4. Explain what is meant by a pencil of circles. Tell what are the 3 kinds of pencil. Explain why any two circles belong to a unique pencil and why the circles orthogonal to these circles form a pencil also. Show and explain how to start with two given circles and a point P and construct the circle through P that is in the pencil containing the two circles -- do the cases of circles intersecting in 2, or 1, or 0 points.

A pencil of circles is another name for specific families of circles who all share certain characteristics within the family.

An elliptical pencil of circles is the family of all circles that go through two given points. This is why another name for them is a two-point pencil.

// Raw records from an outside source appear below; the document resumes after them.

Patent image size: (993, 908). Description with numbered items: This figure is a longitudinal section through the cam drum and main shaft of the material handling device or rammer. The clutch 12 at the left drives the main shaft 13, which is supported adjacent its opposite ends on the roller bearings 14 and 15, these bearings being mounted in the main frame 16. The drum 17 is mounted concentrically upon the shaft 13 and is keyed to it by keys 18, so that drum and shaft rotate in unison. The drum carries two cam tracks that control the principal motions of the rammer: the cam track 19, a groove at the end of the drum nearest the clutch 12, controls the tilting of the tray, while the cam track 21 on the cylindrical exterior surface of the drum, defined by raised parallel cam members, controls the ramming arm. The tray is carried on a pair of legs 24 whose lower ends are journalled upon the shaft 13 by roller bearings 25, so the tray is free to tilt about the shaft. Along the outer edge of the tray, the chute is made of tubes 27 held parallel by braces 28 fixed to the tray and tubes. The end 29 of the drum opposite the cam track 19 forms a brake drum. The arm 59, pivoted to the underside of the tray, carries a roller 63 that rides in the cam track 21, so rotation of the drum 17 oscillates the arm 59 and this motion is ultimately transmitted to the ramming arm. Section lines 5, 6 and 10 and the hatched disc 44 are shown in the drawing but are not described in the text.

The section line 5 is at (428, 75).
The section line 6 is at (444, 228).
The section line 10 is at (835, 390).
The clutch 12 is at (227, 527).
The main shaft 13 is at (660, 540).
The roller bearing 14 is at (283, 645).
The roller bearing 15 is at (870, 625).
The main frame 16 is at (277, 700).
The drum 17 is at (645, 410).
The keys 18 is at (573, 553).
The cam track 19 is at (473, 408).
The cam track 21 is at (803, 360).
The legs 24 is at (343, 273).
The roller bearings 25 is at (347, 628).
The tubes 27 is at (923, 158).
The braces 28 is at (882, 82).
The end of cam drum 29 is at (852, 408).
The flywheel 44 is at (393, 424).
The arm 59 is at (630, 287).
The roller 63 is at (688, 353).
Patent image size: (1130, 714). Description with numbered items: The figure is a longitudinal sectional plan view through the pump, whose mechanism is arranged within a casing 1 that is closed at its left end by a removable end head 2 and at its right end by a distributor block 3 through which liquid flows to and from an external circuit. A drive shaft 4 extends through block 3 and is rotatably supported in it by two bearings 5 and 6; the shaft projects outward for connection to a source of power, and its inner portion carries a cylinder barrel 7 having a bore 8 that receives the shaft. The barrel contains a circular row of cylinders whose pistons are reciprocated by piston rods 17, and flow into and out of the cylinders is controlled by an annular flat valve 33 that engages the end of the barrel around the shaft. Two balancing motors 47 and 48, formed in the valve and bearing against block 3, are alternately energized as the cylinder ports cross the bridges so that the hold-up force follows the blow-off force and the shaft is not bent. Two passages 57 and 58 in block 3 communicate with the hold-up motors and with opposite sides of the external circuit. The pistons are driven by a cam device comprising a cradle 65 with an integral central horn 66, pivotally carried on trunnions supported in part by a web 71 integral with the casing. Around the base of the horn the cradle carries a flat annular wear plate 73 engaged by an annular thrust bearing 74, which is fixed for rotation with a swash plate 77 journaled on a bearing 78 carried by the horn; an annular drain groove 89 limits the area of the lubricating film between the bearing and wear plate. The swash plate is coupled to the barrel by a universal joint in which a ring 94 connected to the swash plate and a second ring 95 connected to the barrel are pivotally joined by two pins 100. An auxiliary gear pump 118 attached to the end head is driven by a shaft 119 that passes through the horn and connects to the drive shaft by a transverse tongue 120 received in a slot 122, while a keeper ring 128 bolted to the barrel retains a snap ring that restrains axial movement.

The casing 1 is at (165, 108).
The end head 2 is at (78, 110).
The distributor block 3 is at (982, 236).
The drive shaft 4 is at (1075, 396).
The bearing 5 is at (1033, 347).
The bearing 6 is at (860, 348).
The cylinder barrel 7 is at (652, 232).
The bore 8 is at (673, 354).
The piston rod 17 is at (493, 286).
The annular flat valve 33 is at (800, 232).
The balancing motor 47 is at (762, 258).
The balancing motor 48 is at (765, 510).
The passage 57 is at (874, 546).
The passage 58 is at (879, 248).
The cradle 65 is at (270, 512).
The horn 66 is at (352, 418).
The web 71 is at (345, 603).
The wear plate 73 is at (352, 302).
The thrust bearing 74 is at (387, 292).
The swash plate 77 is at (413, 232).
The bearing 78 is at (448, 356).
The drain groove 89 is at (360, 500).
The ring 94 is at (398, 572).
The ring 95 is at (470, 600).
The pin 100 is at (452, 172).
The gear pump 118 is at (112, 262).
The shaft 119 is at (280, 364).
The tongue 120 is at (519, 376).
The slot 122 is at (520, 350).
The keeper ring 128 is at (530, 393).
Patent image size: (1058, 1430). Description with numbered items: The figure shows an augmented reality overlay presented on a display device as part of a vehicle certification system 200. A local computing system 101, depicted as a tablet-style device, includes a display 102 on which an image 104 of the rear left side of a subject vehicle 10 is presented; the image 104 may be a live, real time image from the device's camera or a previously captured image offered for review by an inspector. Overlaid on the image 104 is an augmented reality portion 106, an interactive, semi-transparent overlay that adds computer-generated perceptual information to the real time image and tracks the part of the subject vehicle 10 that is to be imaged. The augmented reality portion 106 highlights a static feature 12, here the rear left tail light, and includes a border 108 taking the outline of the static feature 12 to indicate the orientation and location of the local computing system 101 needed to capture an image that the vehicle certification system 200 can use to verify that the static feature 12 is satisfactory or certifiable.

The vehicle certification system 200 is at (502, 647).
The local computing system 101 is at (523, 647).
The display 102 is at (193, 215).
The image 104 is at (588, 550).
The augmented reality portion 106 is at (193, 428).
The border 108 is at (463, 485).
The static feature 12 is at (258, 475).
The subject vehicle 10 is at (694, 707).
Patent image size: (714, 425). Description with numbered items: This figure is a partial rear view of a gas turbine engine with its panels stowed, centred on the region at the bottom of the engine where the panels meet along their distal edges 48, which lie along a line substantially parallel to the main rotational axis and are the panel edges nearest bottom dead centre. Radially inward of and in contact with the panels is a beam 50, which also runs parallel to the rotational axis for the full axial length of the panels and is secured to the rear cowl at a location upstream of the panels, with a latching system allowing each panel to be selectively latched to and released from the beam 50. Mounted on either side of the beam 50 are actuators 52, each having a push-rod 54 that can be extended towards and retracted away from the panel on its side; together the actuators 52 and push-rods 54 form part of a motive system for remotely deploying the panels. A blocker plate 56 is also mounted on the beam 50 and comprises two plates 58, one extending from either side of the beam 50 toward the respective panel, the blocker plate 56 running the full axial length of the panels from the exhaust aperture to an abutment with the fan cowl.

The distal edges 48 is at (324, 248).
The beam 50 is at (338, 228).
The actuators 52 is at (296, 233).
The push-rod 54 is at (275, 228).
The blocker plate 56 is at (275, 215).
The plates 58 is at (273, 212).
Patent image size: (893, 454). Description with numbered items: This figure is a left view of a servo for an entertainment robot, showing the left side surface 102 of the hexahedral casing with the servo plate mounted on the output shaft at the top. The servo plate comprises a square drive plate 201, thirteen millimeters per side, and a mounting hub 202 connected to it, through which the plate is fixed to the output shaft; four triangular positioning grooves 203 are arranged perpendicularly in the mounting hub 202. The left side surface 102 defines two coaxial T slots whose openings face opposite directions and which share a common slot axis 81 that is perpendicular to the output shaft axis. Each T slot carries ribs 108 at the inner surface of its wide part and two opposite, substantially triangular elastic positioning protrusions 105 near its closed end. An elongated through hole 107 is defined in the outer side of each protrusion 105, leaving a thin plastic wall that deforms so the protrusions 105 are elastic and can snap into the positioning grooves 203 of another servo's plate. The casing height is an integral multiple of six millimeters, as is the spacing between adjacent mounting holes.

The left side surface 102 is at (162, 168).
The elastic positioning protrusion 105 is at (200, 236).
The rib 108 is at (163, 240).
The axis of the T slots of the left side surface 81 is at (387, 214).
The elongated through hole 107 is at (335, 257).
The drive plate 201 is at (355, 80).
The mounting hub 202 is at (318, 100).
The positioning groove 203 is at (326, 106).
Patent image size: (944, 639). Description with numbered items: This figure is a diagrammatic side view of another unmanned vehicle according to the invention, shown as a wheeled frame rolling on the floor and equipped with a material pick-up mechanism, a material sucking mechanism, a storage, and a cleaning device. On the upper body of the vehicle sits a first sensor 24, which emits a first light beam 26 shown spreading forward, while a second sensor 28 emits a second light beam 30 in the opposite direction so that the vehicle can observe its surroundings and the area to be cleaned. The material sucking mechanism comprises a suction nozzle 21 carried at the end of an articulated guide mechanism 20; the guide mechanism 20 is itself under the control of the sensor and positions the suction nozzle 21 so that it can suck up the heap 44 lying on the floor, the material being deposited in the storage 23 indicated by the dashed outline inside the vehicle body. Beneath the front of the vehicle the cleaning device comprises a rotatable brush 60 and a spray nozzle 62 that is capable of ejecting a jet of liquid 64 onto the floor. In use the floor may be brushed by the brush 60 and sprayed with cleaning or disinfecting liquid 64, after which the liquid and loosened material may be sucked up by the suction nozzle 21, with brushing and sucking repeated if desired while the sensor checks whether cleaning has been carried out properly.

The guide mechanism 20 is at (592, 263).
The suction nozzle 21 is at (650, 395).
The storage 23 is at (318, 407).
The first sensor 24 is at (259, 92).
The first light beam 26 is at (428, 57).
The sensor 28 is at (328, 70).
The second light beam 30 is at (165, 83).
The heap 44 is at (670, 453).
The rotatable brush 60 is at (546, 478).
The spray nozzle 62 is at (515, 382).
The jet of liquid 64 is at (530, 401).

These circles are all intersecting, but never anywhere but these two points.

A hyperbolic pencil of circles, also called Apollonian circles, is the family of all circles that are orthogonal to the set of circles that go through 2 given points. Thus, the elliptical pencil of circles always has a corresponding hyperbolic pencil of circles that are orthogonal to every circle. None of the circles in the hyperbolic pencil intersect with each other, thus they are also called the zero-point pencil.

The third kind of pencil is the parabolic pencil. This is the family of circles which all have one common point, and thus are all tangent to each other, either internally or externally. Also, the orthogonal set of circles to a parabolic pencil is another parabolic pencil.